Which argument is true? As usual, a bit of both. Many Euro-nostalgics tend to idealise the years of Jacques Delors’ Commission presidency and to forget that they rested on an unusual degree of consensus among large member states. The most damning cases of bank failures so far in Europe – IKB, Northern Rock, Fortis, Hypo Real Estate – have little to do with the European Union, let alone the Commission. The inability to act forcefully to fix Europe’s banking crisis is something the Commission cannot overcome alone.
But behind these facts lies a deeper and perhaps subtler challenge. The Commission’s policy as regards financial services in the past decade has been driven by a single aim: cross-border integration.
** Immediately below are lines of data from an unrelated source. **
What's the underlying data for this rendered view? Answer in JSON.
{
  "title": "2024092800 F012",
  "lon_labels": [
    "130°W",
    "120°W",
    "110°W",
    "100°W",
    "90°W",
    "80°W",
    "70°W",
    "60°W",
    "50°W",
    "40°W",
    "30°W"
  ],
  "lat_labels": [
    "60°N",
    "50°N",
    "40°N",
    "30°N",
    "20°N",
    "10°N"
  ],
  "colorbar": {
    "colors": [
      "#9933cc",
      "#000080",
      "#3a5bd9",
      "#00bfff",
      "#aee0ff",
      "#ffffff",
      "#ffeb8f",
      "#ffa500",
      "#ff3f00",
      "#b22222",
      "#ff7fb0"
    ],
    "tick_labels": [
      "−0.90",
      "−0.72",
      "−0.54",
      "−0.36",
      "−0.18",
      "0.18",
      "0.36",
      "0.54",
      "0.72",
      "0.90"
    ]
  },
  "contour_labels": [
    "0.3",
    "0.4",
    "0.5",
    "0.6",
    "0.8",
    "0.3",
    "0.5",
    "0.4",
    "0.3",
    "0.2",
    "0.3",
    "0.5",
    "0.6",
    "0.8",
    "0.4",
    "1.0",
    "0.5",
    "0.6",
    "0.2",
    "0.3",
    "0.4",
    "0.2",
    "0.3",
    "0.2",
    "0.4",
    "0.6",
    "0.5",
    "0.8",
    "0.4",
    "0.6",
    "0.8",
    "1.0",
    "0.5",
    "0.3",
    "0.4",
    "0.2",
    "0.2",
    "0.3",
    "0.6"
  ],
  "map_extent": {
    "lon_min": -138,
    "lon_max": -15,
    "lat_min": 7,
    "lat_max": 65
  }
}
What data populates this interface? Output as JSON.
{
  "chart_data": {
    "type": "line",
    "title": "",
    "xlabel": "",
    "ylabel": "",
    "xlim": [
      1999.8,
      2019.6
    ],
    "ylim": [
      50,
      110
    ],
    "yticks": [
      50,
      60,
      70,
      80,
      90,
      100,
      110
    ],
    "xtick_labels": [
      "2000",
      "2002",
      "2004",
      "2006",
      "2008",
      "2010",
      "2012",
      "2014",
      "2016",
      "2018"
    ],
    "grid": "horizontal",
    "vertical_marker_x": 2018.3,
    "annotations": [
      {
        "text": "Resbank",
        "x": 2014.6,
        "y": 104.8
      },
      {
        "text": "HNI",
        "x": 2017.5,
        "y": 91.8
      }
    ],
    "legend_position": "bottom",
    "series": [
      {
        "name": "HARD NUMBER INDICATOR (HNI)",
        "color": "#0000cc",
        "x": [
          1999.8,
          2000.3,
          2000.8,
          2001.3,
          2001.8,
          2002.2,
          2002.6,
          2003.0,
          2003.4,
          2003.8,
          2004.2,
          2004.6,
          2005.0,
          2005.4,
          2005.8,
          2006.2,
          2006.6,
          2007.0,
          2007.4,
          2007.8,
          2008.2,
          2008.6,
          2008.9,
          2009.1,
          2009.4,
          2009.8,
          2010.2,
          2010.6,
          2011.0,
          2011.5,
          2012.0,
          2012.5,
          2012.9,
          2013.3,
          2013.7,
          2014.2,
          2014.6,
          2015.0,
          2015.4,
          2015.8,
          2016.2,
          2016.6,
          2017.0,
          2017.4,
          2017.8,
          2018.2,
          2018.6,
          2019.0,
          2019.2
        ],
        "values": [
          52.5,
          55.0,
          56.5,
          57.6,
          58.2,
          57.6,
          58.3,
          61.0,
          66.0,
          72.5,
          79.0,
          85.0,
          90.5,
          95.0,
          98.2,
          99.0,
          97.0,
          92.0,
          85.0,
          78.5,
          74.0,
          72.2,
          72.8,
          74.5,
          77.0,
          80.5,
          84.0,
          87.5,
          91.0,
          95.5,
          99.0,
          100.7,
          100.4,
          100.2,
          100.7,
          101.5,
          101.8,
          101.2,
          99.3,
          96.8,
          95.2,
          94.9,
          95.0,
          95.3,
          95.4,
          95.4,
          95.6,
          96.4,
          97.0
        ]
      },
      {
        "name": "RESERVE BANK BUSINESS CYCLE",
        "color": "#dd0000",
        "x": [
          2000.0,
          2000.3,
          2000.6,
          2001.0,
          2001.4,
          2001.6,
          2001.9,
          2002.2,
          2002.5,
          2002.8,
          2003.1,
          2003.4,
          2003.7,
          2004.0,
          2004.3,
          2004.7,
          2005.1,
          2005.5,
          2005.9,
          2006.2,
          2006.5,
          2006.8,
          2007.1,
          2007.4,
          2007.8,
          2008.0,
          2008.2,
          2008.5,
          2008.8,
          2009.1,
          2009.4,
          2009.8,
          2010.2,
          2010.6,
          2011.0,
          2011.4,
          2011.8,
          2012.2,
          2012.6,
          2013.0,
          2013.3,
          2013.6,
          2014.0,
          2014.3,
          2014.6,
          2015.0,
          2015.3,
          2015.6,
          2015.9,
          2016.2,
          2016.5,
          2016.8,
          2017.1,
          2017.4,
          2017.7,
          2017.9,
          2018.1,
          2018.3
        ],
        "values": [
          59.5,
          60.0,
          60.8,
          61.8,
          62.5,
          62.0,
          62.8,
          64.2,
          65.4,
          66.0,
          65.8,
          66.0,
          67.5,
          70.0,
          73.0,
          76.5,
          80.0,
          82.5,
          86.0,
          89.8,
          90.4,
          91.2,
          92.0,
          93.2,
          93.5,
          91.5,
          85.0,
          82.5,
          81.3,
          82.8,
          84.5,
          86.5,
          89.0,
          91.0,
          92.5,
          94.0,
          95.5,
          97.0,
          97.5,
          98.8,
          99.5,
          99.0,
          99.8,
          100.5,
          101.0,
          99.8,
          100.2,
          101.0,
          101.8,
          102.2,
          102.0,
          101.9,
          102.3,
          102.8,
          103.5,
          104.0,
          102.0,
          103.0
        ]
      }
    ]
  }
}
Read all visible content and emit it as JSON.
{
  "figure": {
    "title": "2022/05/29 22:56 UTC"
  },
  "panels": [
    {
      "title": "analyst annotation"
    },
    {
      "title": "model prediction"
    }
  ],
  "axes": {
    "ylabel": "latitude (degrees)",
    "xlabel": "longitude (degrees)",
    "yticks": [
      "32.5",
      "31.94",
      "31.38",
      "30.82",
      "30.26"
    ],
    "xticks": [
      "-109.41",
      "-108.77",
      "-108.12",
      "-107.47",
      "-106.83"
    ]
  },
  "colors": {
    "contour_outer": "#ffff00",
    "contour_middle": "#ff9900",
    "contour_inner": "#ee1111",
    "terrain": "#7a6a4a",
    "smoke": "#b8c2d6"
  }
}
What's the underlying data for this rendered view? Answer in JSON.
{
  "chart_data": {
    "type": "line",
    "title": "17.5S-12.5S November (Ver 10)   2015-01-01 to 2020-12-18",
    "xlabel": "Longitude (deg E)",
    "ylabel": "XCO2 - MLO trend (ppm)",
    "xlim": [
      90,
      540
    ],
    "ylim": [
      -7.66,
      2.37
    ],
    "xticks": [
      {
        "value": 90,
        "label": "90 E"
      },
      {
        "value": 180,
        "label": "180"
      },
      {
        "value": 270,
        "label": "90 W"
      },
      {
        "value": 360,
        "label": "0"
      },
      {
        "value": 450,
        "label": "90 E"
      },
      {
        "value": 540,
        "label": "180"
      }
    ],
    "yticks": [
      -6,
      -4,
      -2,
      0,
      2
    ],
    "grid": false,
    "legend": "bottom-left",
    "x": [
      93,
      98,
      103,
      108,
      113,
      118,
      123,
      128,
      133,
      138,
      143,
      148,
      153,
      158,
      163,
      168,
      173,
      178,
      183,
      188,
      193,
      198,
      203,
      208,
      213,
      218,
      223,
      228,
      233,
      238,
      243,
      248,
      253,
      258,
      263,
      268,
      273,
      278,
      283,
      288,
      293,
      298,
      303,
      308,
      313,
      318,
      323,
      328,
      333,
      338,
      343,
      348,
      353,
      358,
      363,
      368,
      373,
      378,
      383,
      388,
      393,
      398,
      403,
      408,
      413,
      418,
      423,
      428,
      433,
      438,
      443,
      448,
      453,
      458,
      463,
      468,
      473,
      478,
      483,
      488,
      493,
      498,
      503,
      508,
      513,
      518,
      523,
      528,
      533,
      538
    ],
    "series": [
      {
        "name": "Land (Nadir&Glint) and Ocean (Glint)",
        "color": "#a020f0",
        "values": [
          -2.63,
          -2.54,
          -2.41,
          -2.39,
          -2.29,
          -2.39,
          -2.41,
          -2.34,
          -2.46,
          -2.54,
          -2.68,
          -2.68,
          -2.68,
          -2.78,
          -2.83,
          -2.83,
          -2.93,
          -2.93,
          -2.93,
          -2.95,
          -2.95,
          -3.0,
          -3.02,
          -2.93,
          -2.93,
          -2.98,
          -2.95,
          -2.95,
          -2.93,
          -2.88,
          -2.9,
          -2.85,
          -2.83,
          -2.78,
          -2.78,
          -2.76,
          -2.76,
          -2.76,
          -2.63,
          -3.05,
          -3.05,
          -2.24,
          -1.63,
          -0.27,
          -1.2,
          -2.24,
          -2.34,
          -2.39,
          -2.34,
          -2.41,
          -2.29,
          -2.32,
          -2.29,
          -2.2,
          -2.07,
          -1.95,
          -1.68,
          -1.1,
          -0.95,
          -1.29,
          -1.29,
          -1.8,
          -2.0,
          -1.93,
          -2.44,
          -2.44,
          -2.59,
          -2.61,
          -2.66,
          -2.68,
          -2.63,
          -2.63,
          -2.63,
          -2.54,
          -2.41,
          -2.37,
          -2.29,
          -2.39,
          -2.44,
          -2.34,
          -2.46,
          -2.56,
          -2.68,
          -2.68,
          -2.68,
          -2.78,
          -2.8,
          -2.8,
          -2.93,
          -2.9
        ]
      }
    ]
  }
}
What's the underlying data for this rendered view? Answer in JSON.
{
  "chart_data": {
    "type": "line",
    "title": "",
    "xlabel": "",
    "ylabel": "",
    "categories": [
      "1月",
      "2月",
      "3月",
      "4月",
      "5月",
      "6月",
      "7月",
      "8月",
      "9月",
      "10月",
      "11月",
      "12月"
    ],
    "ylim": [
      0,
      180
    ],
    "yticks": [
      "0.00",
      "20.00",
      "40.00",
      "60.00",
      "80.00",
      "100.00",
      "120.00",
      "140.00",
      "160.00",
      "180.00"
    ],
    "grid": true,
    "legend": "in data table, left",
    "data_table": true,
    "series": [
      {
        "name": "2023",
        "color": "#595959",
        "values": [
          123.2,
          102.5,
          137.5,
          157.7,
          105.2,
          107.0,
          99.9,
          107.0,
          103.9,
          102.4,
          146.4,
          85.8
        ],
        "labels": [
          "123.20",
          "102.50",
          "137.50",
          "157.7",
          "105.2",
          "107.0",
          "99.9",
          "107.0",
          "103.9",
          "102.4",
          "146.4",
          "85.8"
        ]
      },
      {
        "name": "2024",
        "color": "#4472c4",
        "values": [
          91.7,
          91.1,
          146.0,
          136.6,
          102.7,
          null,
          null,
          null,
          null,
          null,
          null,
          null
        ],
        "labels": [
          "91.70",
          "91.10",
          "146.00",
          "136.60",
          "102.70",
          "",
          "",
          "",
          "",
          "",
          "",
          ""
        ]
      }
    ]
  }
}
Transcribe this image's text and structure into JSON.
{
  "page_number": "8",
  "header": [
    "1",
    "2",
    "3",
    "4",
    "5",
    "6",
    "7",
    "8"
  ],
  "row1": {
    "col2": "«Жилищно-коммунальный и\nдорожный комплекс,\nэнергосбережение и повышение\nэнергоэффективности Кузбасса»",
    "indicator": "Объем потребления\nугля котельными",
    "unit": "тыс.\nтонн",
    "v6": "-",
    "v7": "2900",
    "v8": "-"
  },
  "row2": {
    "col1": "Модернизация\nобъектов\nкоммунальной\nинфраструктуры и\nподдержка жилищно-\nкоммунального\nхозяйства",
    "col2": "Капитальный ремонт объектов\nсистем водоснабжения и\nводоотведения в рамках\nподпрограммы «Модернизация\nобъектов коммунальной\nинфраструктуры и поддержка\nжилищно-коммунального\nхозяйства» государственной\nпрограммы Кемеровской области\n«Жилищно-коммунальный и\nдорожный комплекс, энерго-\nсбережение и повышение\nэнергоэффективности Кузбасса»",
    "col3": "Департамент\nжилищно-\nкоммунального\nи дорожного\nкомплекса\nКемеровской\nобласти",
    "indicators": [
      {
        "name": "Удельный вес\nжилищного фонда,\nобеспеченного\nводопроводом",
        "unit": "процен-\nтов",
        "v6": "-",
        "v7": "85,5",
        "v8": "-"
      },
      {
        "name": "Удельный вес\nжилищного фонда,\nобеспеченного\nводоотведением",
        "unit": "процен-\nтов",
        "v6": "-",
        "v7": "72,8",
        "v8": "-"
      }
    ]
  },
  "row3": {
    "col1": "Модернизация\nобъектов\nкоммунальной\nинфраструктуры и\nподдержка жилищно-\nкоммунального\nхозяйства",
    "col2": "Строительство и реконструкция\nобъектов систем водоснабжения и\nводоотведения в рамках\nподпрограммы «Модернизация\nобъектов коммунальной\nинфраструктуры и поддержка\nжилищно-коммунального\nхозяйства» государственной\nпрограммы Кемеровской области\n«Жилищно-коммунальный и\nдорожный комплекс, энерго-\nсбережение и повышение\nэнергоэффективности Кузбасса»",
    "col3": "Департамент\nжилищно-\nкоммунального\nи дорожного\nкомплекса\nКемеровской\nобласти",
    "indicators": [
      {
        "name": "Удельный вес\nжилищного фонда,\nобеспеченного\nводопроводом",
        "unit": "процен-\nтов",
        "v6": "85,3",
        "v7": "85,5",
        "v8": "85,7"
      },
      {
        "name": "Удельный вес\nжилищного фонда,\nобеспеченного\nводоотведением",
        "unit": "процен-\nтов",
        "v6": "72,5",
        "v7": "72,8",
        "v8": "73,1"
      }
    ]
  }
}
Dismantling existing barriers and creating a single financial market has been the overarching theme. Not that this aim isn’t worthy. Financial integration holds the promise of more efficient allocation of capital and better access to finance throughout the EU – a promise that has been delivered to central and eastern European countries that enjoyed years of strong catch-up growth fuelled by credit channelled through pan-European banks.
The problem is that a single integrated market cannot be sustainable without strong supporting public institutions. And here, the Commission is at fault for its lack of vision. The free-market fundamentalism of Commissioner Charlie McCreevy, who in 2004 famously quipped that he wanted to be remembered for the new regulations he would refuse to adopt, combined here with the Commission’s traditional turf protection, which makes it wary of any new EU-level bodies that would not be itself. But the Commission is not a financial supervisor and probably never will be, if only for lack of specialised skills given its recruitment and career-management framework. The upshot is that the mantra of the past few years has been financial integration without institutional build-up, the latter substituted by the creation of a dizzying range of committees and committees of committees, first under the Lamfalussy architecture and now, it must be feared, in the wake of the Larosière report.
This policy was perhaps a useful fudge in fair-weather times, but can no longer hold now that effective public authority is needed to fix the financial system. For better or worse, system-wide financial supervision in the EU means EU-level supervision – unless we refragment the whole system down to the national space, which is possible but would make almost everyone poorer. The Commission must build a renewed vision of what this means in practice – the criterion being neither to be “evolutionary” nor “revolutionary”, only effective. The unclear, convoluted plan communicated on May 27 falls well short of this. The task will probably have to be carried out by the next Commission – and it will take time to do well.